At 0.05 level of significance, we reject the null hypotheses and accept H1. 
They are not independent.


Alternatively we can compare p-value and the level of siginificance.
If `p-value < the level of significance`, we reject the null hypotheses.

In [74]:
chi, pval, dof, exp = chi2_contingency(subjects)
significance = 0.05

print('p-value=%.6f, significance=%.2f\n' % (pval, significance))

if pval < significance:
	print("""At %.2f level of significance, we reject the null hypotheses and accept H1. 
They are not independent.""" % (significance))
else:
	print("""At %.2f level of significance, we accept the null hypotheses. 
They are independent.""" % (significance))

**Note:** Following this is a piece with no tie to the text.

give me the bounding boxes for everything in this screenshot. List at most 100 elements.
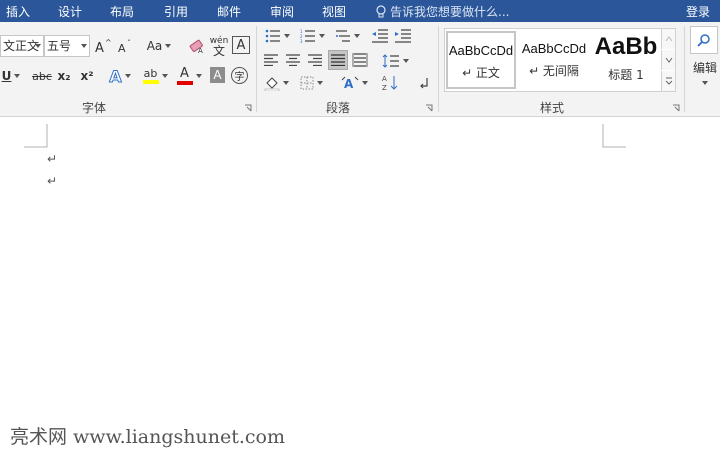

p-value=0.000418, significance=0.05

At 0.05 level of significance, we reject the null hypotheses and accept H1. 
They are not independent.


# Conclusion

Once you know how to extract data from the CSV file, it is reasonably easy to find Chi-square, p-value, degree of freedom and critical value.